If this was the desert, Jesse thought, it was the oasis of deserts. There were plenty of green plants and cacti. Every few yards, there was a swing with a canopy. An empty tennis court was to his left, and what looked like a one-room schoolhouse was to his right.

“Man I bought her from had built two more rooms, but neither was up to code.”

Jesse wasn’t sure what that meant.

“I added electricity, running water and furniture. A few years later, when my wife got pregnant with Eva, she insisted on a bigger house. I built her this when she had my third daughter, Emily.”

“Is your wife the redheaded woman back at the main house?”
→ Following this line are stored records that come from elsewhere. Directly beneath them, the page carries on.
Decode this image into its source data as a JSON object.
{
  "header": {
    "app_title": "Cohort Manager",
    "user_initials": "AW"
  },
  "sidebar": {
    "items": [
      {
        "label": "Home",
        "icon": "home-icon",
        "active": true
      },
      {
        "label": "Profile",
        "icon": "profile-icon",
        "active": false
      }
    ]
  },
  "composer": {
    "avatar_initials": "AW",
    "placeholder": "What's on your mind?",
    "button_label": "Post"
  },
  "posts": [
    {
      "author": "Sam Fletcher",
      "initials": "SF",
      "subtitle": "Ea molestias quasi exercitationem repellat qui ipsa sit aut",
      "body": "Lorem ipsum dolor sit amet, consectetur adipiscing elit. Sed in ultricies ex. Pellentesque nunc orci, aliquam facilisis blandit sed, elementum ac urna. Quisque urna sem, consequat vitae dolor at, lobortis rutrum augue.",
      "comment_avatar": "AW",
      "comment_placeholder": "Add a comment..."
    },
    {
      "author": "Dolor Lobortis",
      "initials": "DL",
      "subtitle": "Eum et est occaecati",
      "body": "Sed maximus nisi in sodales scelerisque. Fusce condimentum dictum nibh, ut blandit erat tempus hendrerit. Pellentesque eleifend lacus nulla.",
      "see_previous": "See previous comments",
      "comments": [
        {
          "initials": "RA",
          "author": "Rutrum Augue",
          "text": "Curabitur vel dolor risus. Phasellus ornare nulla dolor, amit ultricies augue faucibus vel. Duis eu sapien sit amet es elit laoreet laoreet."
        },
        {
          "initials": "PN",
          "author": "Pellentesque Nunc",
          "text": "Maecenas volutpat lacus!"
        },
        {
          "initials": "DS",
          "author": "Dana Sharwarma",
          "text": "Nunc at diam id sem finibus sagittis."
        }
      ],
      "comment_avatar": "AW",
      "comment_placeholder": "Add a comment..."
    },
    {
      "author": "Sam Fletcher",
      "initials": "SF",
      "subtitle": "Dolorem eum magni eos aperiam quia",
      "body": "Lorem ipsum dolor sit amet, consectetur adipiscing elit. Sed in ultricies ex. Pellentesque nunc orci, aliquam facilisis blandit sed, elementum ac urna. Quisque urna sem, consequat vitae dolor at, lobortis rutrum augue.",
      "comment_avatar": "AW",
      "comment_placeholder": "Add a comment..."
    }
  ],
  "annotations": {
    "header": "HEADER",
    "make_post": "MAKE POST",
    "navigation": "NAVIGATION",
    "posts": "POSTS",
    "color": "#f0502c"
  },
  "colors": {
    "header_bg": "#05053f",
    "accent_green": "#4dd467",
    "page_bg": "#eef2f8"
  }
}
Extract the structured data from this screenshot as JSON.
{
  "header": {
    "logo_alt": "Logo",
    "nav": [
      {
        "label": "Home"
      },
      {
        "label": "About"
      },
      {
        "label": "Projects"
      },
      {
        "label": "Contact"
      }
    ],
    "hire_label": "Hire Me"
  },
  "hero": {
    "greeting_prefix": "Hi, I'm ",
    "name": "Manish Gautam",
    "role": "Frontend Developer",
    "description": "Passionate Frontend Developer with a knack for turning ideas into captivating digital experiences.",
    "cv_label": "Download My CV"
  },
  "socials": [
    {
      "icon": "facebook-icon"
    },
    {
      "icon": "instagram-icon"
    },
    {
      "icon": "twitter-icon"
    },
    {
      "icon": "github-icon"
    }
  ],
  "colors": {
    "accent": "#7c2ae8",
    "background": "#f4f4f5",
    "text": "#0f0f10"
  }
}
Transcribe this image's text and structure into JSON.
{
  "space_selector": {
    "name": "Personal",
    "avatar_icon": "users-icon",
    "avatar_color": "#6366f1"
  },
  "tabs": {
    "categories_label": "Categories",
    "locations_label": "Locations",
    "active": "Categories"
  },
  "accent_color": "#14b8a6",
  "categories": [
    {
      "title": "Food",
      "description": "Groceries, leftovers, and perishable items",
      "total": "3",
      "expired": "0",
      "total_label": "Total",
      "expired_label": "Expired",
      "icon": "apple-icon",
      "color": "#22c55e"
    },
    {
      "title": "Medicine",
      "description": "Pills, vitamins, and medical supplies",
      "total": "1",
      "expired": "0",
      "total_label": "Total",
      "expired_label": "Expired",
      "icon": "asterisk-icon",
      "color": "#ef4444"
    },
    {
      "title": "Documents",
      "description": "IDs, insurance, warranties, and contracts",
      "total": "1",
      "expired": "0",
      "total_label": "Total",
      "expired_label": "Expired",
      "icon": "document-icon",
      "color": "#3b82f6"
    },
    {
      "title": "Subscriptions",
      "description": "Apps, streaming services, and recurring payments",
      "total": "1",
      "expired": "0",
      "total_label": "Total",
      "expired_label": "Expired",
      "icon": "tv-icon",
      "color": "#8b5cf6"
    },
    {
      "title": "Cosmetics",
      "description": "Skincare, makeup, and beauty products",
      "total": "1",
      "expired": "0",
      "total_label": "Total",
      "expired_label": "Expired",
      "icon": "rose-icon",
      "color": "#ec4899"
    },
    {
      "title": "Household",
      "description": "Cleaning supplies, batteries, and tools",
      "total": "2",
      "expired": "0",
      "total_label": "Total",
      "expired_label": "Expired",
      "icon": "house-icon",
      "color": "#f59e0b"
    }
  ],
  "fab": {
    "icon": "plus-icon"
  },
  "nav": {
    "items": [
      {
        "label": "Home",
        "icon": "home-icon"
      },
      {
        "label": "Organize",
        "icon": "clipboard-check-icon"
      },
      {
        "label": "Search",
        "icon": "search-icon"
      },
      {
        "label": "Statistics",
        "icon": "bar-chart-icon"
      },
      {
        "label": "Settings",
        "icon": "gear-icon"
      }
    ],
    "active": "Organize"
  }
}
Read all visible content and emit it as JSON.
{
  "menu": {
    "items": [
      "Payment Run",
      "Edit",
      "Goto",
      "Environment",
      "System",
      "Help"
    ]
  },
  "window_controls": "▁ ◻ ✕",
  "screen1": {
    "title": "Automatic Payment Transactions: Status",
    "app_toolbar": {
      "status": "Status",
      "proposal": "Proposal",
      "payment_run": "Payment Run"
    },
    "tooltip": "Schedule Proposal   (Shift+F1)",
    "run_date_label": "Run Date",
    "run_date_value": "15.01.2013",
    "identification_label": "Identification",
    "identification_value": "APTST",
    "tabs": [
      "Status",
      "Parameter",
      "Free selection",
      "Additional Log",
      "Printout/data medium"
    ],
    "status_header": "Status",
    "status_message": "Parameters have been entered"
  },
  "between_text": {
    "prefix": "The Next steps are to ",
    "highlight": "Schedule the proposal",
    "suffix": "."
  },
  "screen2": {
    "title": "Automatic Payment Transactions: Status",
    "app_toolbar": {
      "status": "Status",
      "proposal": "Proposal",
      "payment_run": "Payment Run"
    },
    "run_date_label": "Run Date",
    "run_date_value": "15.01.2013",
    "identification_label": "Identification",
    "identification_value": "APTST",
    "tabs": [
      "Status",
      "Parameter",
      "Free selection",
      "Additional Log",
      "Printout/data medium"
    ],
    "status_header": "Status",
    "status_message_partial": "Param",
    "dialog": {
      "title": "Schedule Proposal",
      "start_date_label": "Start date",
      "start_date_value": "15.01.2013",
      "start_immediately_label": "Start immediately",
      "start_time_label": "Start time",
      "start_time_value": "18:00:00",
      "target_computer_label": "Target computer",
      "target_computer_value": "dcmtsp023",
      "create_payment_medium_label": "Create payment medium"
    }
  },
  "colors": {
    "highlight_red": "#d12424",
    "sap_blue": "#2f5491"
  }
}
“Patti?” Jacob’s laugh sounded more like a bark. “Patti de la Rosa works for me. She helps Eva run the business side of things. She’s been a blessing since my wife died. More than once her advice on how to raise my three daughters kept me from falling on my face.”

“No sons?”

“No, but my daughters can do just about anything that sons could do. Eva’s the only one who stuck around, though. She was just a little thing when I started expanding the main house. I’ve got pictures of her mixing mud mortar. She thought she was making pancakes, I’m pretty sure.”

“You built the main house?”

“Designed it, built it, maintain it.”

Before Jacob could say anything else, they arrived at the barn.

“I’ll introduce you to Harold Mull. He’s the head wrangler and foreman. When I’m not telling you what to do, he’ll be telling you. The vet’s here, too.”

Timmy had been keeping up, but now that they’d reached the barn, he hesitated.

“Come on,” Jesse urged him. “Nothing’s going to hurt you.”

“Ever seen a horse before?” Jacob asked.

Timmy shook his head.

“Well,” said Jacob, “they’re my favorite animal in the whole world. Next to dogs, of course.”

Timmy nodded as if he agreed.

Next thing Jesse knew, Jacob had both of them in the barn, standing next to a stall, as the vet took care of a horse named Harry Potter.

“My youngest daughter named quite a few of the horses,” Jacob explained. “She always had her head in a book. Consequently, we’ve got some very literary horses.”

An hour later, after introducing Timmy and Jesse to more horses and to the two wranglers, Jacob led them to a set of stairs in the back of the barn. The top of the stairs had a storage alcove on one side and the apartment on the other.

“We call this the loft and don’t lock the door. You can if you want. I’ll need to find the key.”

The front door opened to a living room with an ugly green couch, a mud-brown easy chair, a scratched coffee table and an old-fashioned television. Timmy, uninterested in the tour, immediately settled onto the couch. The kitchen was behind it. A door to the right led to a bathroom and bedroom big enough for only a bed, no dresser.